It is a great privilege and honor to be the newly installed President of Tamarack Camps. I serve in this role with a deep appreciation and respect for our agency’s 113 year history. Over these 113 years, our agency—Our Village—has included tens of thousands of villagers, all contributing to the collective soul of Tamarack. Our Village consists of campers, staff, parents, donors, board members, and past-presidents.
In 1902, Blanche Hart and Ida Koppel had a vision. They recognized the need to provide outdoor recreational activities to immigrant women and children. To fulfill this dream, they began taking groups of mothers and children to Belle Isle for a day in the “fresh air.”
Their vision to provide fresh air to those that otherwise would not experience it, in 1925, led Mr. and Mrs. Rosenthal, to donate 80 acres of land near Brighton. In 1925, Our Village finally had a home.

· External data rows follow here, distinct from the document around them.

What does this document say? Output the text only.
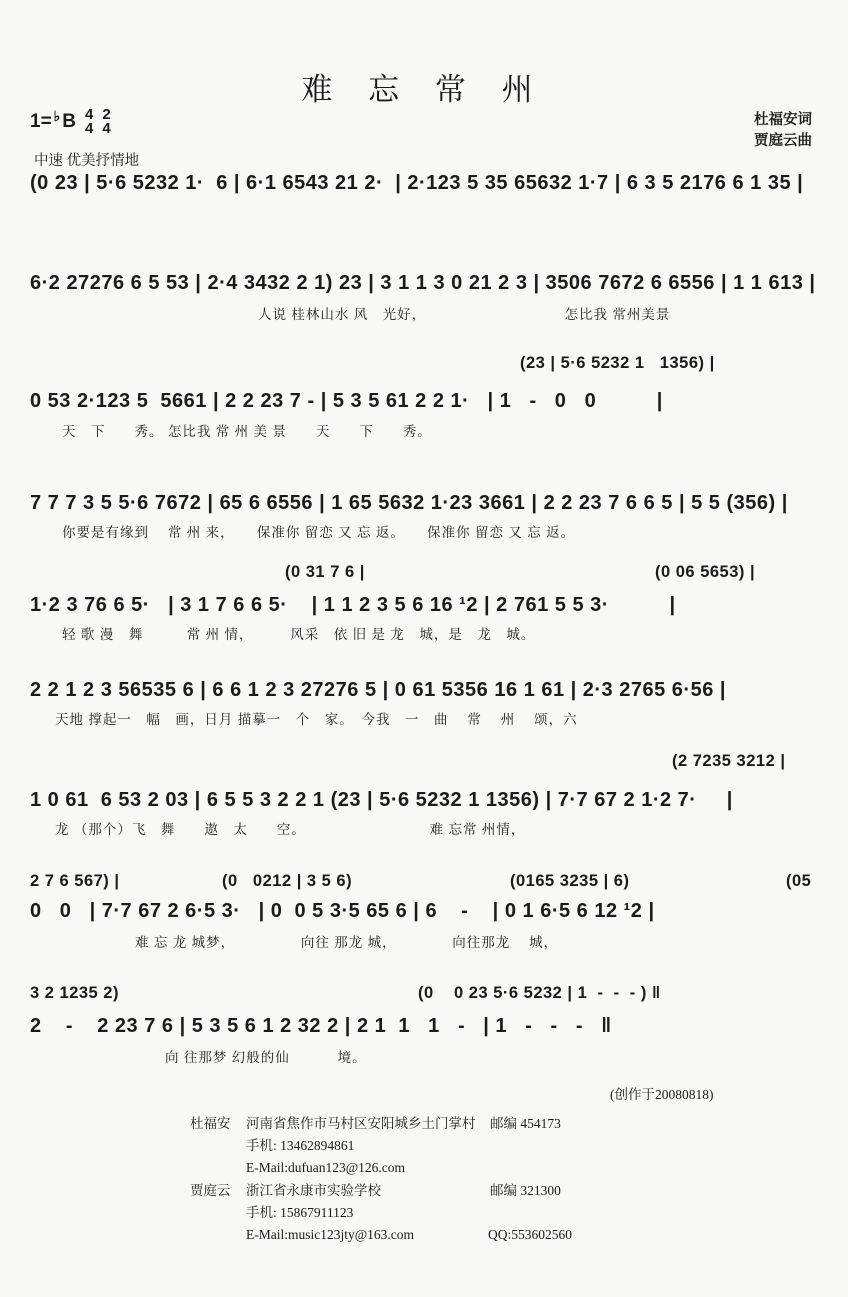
难 忘 常 州
1= ♭ B 4
4
2
4
杜福安词
贾庭云曲
中速 优美抒情地
(0 23 | 5·6 5232 1·  6 | 6·1 6543 21 2·  | 2·123 5 35 65632 1·7 | 6 3 5 2176 6 1 35 |
6·2 27276 6 5 53 | 2·4 3432 2 1) 23 | 3 1 1 3 0 21 2 3 | 3506 7672 6 6556 | 1 1 613 |
人说 桂林山水 风　光好，　　　　　　　　　　怎比我 常州美景
(23 | 5·6 5232 1   1356) |
0 53 2·123 5  5661 | 2 2 23 7 - | 5 3 5 61 2 2 1·   | 1   -   0   0          |
天　下　　秀。 怎比我 常 州 美 景　　天　　下　　秀。
7 7 7 3 5 5·6 7672 | 65 6 6556 | 1 65 5632 1·23 3661 | 2 2 23 7 6 6 5 | 5 5 (356) |
你要是有缘到　 常 州 来，　　保准你 留恋 又 忘 返。　　保准你 留恋 又 忘 返。
(0 31 7 6 |	(0 06 5653) |
1·2 3 76 6 5·   | 3 1 7 6 6 5·    | 1 1 2 3 5 6 16 ¹2 | 2 761 5 5 3·          |
轻 歌 漫　舞　　　常 州 情，　　　风采　依 旧 是 龙　城，是　龙　城。
2 2 1 2 3 56535 6 | 6 6 1 2 3 27276 5 | 0 61 5356 16 1 61 | 2·3 2765 6·56 |
天地 撑起一　幅　画，日月 描摹一　个　家。　今我　一　曲　 常　 州　 颂，六
(2 7235 3212 |
1 0 61  6 53 2 03 | 6 5 5 3 2 2 1 (23 | 5·6 5232 1 1356) | 7·7 67 2 1·2 7·     |
龙 （那个）飞　舞　　遨　太　　空。　　　　　　　　　难 忘常 州情，
2 7 6 567) |	(0   0212 | 3 5 6)	(0165 3235 | 6)	(05
0   0   | 7·7 67 2 6·5 3·   | 0  0 5 3·5 65 6 | 6    -    | 0 1 6·5 6 12 ¹2 |
难 忘 龙 城梦，　　　　　向往 那龙 城，　　　　 向往那龙　 城，
3 2 1235 2)	(0    0 23 5·6 5232 | 1  -  -  - ) ‖
2    -    2 23 7 6 | 5 3 5 6 1 2 32 2 | 2 1  1   1   -   | 1   -   -   -   ‖
向 往那梦 幻般的仙　　　 境。
(创作于20080818)
杜福安	河南省焦作市马村区安阳城乡土门掌村	邮编 454173
手机: 13462894861
E-Mail:dufuan123@126.com
贾庭云	浙江省永康市实验学校	邮编 321300
手机: 15867911123
E-Mail:music123jty@163.com	QQ:553602560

In the late 1930s, as war was raging in Europe, a young boy in Cologne Germany became an orphan, having lost his father to deportation to Poland, and his mother to the gas chambers at Auschwitz-Berkanau. This young boy is my father. His childhood was spent being chased by German kids who threw stones and hurled insults at him. Without his parents, he boarded a boxcar with no windows and slept on wooden floors. He fled to a home for boys, hiding in Southern France with no food or water.
My father was fortunate. He escaped Europe and landed in America and was placed at a foster home by Detroit’s Jewish Family Service. Having lost his parents and most of his family, and within days of experiencing the unimaginable horrors of the Holocaust, his first summer experience in this country was a deeply gratifying breath of fresh air. With the same clothes he wore escaping the Holocaust, my orphaned father became a welcomed member of Our Village—as a Tamarack scholarship camper.

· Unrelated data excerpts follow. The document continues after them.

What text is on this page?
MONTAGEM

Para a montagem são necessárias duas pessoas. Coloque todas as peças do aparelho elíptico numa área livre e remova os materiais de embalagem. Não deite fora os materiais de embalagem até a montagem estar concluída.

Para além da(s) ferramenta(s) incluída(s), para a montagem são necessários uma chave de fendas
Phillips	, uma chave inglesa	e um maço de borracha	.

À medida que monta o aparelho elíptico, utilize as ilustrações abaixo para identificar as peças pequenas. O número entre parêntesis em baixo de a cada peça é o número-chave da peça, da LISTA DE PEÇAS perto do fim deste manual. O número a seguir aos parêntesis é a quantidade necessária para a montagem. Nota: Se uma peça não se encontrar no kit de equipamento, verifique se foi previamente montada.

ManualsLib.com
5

In the early 1950’s, to meet the increased number of children who needed fresh air, a second campsite was purchased. This site, where we are today, was named Camp Tamarack. Our Village had another home. A home built by counselors who just a decade earlier had been provided scholarships as campers.

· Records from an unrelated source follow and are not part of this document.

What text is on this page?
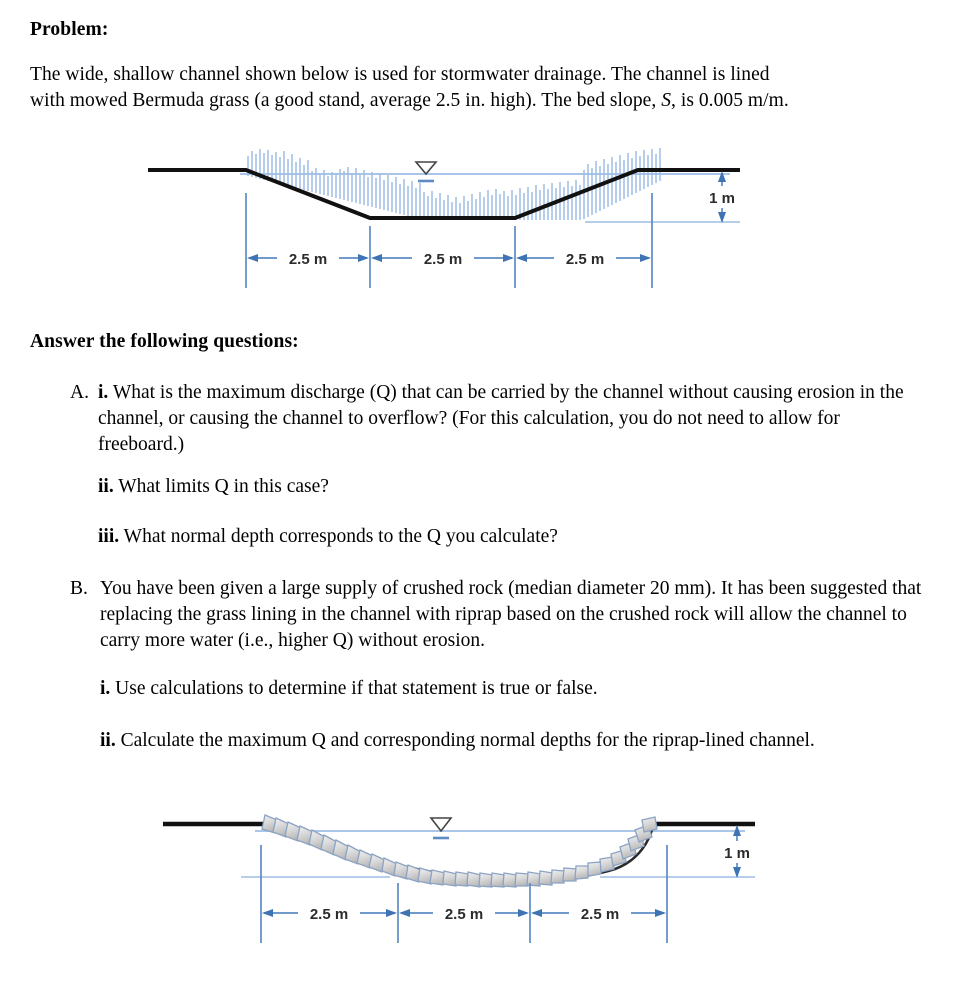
Problem:
The wide, shallow channel shown below is used for stormwater drainage. The channel is lined
with mowed Bermuda grass (a good stand, average 2.5 in. high). The bed slope, S, is 0.005 m/m.
2.5 m	2.5 m	2.5 m
1 m
Answer the following questions:
A. i. What is the maximum discharge (Q) that can be carried by the channel without causing erosion in the channel, or causing the channel to overflow? (For this calculation, you do not need to allow for freeboard.)
ii. What limits Q in this case?
iii. What normal depth corresponds to the Q you calculate?
B. You have been given a large supply of crushed rock (median diameter 20 mm). It has been suggested that replacing the grass lining in the channel with riprap based on the crushed rock will allow the channel to carry more water (i.e., higher Q) without erosion.
i. Use calculations to determine if that statement is true or false.
ii. Calculate the maximum Q and corresponding normal depths for the riprap-lined channel.
2.5 m	2.5 m	2.5 m
1 m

In the 1970s and 1980s, Our Village’s commitment to our Jewish family did not wane. Camp welcomed Russian immigrants by providing their first summer camping experience. Again, welcoming those in financial need to Our Village with open arms.
With 113 years behind us, we are fortunate today that Our Village is quite healthy. Tamarack’s enrollment is thriving, camper and staff retention rate’s high, and camper satisfaction at an all-time high.
As I say to everyone that I speak to about Camp, we are in the business of strengthening Jewish identity. We have successfully fostered opportunities for campers to explore their relationship with Judaism in a manner generally not available during the school year. Over and over again we’ve heard from campers– that Tamarack was their most formative Jewish experience. With Blanche Hart and Ida Koppel’s vision and 113 years of collective commitment to Our Village’s mission, we are still in the business of strengthening Jewish identity.
As we lead Our Village into the future, we must respect our collective history and look forward to our collective potential. I look forward to all of Our Villagers working together to realize our future. As John Lennon once said, “a dream you dream alone is only a dream. A dream you dream together is reality.”